Today, the owners of Elysian - Joe Bisacca, Dick Cantwell, and David Buhler – have offered all of us who bonded with their community vibe, great beers, and – for lack of a better word - Seattleness, a big ol’ hearty “Up Yours!” What they’ve said, in effect, is that our allegiance to their brand, our dollars spent on Elysian beers, our online reviews, our proudly wearing Elysian gear, the crown-driven demand for Avatar as a year-round beer, our good wishes and support were just…not enough. In the classic, predictable, utterly sad and depressing manner of businesspeople everywhere whose ambition eventually begins to outweigh their original values, they went for the easy cash. Somehow, breweries like Firestone Walker, Three Floyds, Cigar City, Deschutes, Stone, Dogfish, Sam Adams, Founders, Bell’s, Troeg’s and a hundred others worked it out to become prominent national brands on their own initiative, by their own rules and values, without resorting to crawling into the well-soiled bed with a proven enemy of everything they originally held dear. Oh, they’ll tell themselves that they did it to “grow their brand” and help them achieve their goals and please more people but what it actually did was invite into my state, my backyard, my freakin’ hometown, a virus that will and very much wants to kill craft brewing as we know it in the US.
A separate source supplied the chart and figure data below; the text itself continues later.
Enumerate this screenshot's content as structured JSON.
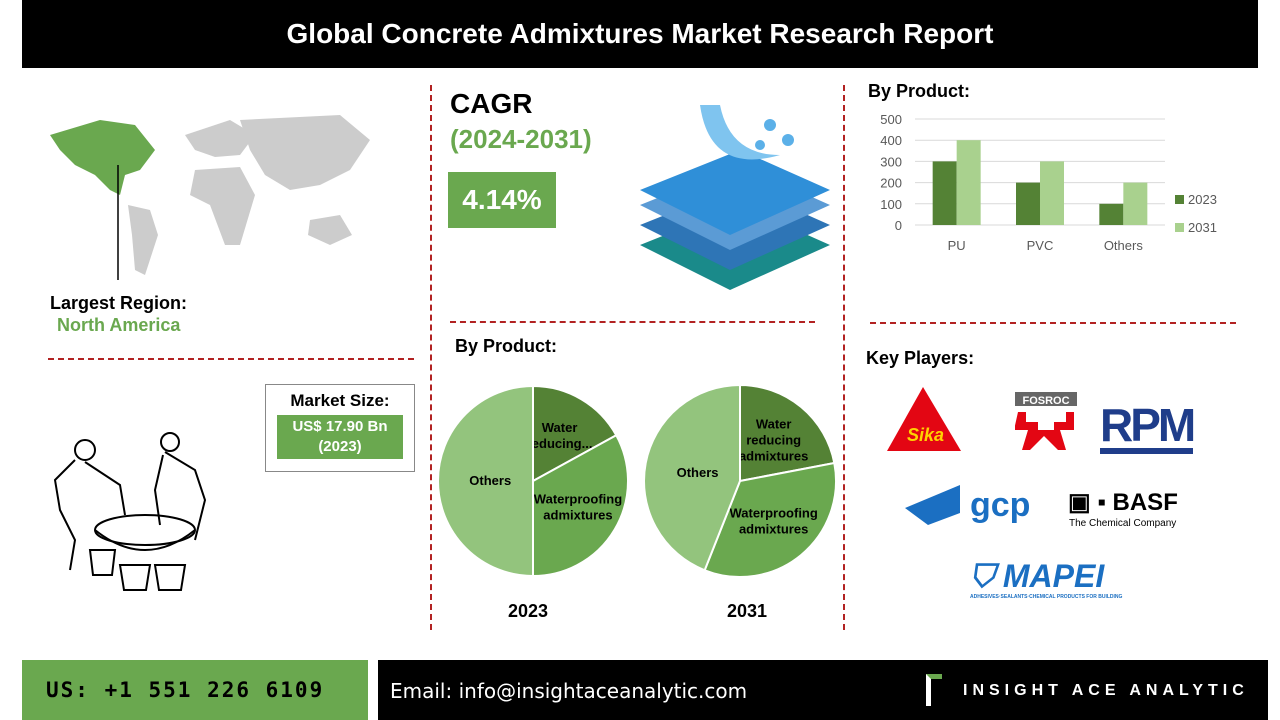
{
  "header": {
    "title": "Global Concrete Admixtures Market Research Report"
  },
  "region": {
    "label": "Largest Region:",
    "value": "North America"
  },
  "market_size": {
    "label": "Market Size:",
    "value": "US$ 17.90 Bn",
    "year": "(2023)"
  },
  "cagr": {
    "label": "CAGR",
    "period": "(2024-2031)",
    "value": "4.14%"
  },
  "pie_section": {
    "title": "By Product:"
  },
  "bar_section": {
    "title": "By Product:"
  },
  "key_players": {
    "title": "Key Players:",
    "logos": [
      "Sika",
      "FOSROC",
      "RPM",
      "gcp",
      "BASF",
      "MAPEI"
    ],
    "basf_tagline": "The Chemical Company",
    "mapei_tagline": "ADHESIVES·SEALANTS·CHEMICAL PRODUCTS FOR BUILDING"
  },
  "footer": {
    "phone": "US: +1 551 226 6109",
    "email": "Email: info@insightaceanalytic.com",
    "brand": "INSIGHT ACE ANALYTIC"
  },
  "colors": {
    "green": "#6aa84f",
    "dark_green": "#548235",
    "light_green": "#a9d18e",
    "pie_light": "#93c47d",
    "red_dash": "#b22222"
  },
  "chart_data": [
    {
      "type": "bar",
      "title": "By Product:",
      "categories": [
        "PU",
        "PVC",
        "Others"
      ],
      "series": [
        {
          "name": "2023",
          "values": [
            300,
            200,
            100
          ]
        },
        {
          "name": "2031",
          "values": [
            400,
            300,
            200
          ]
        }
      ],
      "ylim": [
        0,
        500
      ],
      "yticks": [
        "0",
        "100",
        "200",
        "300",
        "400",
        "500"
      ],
      "legend": "right",
      "grid": true
    },
    {
      "type": "pie",
      "title": "2023",
      "labels": [
        "Water reducing...",
        "Waterproofing admixtures",
        "Others"
      ],
      "values": [
        17,
        33,
        50
      ]
    },
    {
      "type": "pie",
      "title": "2031",
      "labels": [
        "Water reducing admixtures",
        "Waterproofing admixtures",
        "Others"
      ],
      "values": [
        22,
        34,
        44
      ]
    }
  ]
}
Bisacca, Cantwell, and Buhler weren’t imaginative enough to see how they could achieve their lofty ambitions for Elysian without compromise, so they chose the easy way out, the quick ‘n’ dirty, the deal with the devil. They were lazy and greedy. Now, these unprincipled SOBs at AB own property in Washington. They can now legitimize trips to Olympia to sell their Holy Of Holies, the three-tier system, which they largely control all over the nation. They now have an entree for their well-documented shady business practices, squeezing competitors, and undermining, basically, anybody who is not AB/InBev, because that’s what they do. That’s what they have always done. It’s always been impossible for AB to sell their beers on the level-playing-field basis of quality because they have no quality to sell. They make watery, insipid, cheaply-made adjunct Pilsners and that is all they do with any facility. They’ve become world-class great at little backroom deals and dismissive marketing ploys because they had to in order to keep people from discovering just how profoundly crappy their products are.